税以外では、任意保険、車検、タイヤ、燃料のすべてで軽の方が安く収まる傾向があります。一方、長距離の通勤がある、雪道を走る、大人数を乗せるといった条件では、登録車の方が安全性と快適性で有利です。費用だけで決めず、走る条件で選んでください。
寒冷地で上乗せされる費目
| 費目 | 内容 |
|---|---|
| 冬用タイヤ | 購入費を3〜4年で割る。4本分 |
| タイヤの保管 | 置き場がなければ保管サービスの費用 |
| 交換作業 | 年2回。自分でやらなければ工賃 |
| 洗車 | 融雪剤による腐食対策。下回りの洗浄 |
| 暖機の燃料 | 冬季は燃費が落ちる |
| バッテリー | 寒冷地では消耗が早く交換周期が短い |
| カーポート | あると朝の除雪の手間が大きく減る |
走行距離が増える分を見込む
地方では、同じ生活をしていても走行距離が伸びます。

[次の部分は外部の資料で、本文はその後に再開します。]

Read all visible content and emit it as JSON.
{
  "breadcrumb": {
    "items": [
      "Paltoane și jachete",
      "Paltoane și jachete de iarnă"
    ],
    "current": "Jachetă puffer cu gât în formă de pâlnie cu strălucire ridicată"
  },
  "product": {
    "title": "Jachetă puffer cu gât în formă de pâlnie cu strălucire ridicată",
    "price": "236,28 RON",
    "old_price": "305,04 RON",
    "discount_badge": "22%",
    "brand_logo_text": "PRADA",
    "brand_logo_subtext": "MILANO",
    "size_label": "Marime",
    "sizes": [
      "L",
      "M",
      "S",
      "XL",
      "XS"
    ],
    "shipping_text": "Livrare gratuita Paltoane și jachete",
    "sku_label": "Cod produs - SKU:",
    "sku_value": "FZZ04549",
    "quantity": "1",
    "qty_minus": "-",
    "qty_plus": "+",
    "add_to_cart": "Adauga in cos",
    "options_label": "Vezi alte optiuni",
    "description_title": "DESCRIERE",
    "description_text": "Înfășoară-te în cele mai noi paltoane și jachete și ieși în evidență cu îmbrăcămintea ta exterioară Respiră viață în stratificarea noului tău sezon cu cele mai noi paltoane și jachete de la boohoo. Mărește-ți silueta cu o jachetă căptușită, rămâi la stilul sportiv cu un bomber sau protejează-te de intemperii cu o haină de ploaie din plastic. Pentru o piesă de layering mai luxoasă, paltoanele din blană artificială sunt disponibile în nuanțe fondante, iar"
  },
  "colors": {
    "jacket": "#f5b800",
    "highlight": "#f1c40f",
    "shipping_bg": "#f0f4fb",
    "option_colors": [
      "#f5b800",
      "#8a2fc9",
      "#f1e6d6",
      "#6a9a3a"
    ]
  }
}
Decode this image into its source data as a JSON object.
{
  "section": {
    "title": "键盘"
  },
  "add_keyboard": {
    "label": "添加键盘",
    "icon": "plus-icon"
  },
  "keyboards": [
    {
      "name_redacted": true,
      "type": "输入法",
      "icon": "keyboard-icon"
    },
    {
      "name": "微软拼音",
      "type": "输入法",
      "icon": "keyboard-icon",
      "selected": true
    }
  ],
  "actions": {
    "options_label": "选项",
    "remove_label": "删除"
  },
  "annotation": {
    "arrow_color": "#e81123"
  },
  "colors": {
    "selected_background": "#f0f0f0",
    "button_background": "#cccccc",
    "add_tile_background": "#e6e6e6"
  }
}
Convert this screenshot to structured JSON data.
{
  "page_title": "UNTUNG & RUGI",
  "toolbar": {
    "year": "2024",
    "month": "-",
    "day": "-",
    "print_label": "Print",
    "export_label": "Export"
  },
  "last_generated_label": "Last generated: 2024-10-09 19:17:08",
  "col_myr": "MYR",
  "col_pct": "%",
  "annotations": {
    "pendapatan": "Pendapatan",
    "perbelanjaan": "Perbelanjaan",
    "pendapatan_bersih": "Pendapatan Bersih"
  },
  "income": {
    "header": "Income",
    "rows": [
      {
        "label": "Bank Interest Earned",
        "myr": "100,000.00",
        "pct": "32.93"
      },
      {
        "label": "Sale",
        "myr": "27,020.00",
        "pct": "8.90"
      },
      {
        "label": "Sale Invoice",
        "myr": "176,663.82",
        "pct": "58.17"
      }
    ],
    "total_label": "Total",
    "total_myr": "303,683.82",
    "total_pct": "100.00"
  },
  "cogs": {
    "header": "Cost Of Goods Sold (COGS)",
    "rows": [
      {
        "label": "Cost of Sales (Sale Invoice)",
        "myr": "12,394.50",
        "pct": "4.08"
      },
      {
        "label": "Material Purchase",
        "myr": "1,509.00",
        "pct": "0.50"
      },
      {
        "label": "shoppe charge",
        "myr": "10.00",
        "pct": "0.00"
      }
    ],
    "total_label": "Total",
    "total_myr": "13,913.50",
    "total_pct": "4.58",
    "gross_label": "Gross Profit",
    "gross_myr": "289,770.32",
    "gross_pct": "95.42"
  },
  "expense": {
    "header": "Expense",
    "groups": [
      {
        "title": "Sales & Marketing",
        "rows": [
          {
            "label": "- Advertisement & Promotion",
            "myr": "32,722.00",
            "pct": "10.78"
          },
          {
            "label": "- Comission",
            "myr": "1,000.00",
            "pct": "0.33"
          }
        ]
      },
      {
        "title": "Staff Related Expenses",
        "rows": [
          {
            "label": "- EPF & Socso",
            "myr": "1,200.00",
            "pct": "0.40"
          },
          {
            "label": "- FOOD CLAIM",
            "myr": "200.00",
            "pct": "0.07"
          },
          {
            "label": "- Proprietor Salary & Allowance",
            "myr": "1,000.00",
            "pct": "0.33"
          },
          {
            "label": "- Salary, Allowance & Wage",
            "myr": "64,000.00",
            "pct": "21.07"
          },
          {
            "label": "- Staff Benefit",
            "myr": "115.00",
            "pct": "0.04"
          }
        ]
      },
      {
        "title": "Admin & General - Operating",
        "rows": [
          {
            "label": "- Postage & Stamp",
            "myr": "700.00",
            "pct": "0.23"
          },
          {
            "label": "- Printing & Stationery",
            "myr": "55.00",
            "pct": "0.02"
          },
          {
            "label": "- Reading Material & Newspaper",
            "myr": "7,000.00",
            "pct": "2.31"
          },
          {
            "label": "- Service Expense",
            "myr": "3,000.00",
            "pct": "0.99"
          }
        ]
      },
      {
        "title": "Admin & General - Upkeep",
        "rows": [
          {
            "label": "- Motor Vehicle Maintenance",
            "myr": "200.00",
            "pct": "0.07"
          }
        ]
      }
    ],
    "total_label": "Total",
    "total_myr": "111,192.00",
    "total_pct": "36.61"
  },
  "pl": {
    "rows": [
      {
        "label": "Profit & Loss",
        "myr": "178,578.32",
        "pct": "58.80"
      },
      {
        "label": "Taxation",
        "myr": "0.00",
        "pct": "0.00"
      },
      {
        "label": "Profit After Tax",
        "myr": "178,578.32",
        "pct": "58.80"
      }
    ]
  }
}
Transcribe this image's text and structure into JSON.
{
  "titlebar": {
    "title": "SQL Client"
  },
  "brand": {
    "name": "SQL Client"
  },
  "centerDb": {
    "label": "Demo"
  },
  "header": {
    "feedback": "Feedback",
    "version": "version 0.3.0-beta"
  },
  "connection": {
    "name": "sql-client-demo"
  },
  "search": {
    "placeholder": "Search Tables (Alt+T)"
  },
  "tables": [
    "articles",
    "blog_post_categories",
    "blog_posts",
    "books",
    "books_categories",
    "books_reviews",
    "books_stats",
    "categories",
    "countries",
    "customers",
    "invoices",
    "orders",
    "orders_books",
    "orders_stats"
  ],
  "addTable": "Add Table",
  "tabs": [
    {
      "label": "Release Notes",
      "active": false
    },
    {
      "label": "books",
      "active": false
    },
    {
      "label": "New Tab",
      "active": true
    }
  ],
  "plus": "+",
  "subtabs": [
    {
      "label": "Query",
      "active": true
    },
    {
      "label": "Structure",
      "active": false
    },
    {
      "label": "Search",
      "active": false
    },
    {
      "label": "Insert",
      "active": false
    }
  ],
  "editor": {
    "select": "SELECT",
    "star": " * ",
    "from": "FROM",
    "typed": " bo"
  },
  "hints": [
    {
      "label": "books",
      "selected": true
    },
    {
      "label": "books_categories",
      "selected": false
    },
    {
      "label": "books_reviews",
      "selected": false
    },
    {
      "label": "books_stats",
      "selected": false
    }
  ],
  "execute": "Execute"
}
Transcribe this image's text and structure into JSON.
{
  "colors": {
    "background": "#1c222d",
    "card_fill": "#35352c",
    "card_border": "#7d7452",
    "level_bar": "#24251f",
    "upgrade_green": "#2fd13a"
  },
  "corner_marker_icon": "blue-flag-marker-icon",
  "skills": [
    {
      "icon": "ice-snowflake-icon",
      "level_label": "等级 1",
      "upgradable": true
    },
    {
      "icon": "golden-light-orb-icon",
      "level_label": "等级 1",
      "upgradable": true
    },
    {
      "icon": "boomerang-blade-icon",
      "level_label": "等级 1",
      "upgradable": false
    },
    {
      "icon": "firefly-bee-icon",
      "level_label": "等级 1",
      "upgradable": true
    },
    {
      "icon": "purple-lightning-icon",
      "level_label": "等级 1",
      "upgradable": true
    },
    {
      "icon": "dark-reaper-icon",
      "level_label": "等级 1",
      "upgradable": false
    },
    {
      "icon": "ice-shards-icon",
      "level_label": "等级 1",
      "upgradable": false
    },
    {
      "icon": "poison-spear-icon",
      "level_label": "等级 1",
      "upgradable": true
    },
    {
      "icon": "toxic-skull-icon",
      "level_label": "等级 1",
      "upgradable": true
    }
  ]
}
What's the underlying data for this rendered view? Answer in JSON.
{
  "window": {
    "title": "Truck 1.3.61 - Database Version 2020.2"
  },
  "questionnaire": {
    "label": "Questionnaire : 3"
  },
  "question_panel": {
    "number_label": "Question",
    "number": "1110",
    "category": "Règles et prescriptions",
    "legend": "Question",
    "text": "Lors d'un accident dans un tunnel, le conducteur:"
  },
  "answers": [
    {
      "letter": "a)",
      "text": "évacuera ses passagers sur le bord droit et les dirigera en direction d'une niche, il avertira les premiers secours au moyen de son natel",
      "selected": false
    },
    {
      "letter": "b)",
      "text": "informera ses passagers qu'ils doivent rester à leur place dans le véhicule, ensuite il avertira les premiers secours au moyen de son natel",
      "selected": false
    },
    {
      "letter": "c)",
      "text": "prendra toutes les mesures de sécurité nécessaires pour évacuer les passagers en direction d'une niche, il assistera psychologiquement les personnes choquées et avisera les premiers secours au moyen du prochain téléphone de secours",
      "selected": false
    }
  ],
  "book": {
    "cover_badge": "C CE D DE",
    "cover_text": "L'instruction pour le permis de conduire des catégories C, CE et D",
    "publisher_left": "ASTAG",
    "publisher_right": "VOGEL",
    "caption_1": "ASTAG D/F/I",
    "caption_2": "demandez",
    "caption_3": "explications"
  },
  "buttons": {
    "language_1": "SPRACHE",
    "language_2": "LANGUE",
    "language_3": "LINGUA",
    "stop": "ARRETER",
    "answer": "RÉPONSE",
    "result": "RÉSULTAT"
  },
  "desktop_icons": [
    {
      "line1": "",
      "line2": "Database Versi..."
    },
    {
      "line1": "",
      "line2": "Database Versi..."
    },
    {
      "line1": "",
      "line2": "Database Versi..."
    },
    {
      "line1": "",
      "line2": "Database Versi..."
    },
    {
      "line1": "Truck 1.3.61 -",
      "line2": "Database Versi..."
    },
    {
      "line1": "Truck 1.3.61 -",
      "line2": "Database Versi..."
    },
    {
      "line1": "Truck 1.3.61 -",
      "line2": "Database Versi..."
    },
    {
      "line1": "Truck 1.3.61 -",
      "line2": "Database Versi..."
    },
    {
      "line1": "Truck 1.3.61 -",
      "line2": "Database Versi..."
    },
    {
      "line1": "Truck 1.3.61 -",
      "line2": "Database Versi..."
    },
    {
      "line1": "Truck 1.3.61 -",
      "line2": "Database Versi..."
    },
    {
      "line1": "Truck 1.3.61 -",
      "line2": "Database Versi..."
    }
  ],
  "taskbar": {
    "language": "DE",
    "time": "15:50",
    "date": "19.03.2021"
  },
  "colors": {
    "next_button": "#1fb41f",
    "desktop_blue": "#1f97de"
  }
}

買い物、通院、送迎、通勤のすべてで距離が長くなるためです。
| 用途 | 距離が伸びる理由 |
|---|---|
| 買い物 | 最寄りのスーパーまでの往復が数キロになる |
| 通院 | 専門科がある病院まで距離がある |
| 送迎 | 学校や習い事が徒歩圏にない |
| 帰省・遠出 | 高速道路の入口まで距離がある |
走行距離が増えると、燃料費だけでなくタイヤとオイルの交換周期も短くなり、車検時の整備費も上がります。移住前の走行距離をそのまま当てはめず、候補地の生活動線から月間の距離を見積もってください。
試算の手順
費目ごとに金額を埋めたら、年額に揃えて合計します。車検のように2年ごとのものは2で割り、タイヤのように数年持つものは使用年数で割ります。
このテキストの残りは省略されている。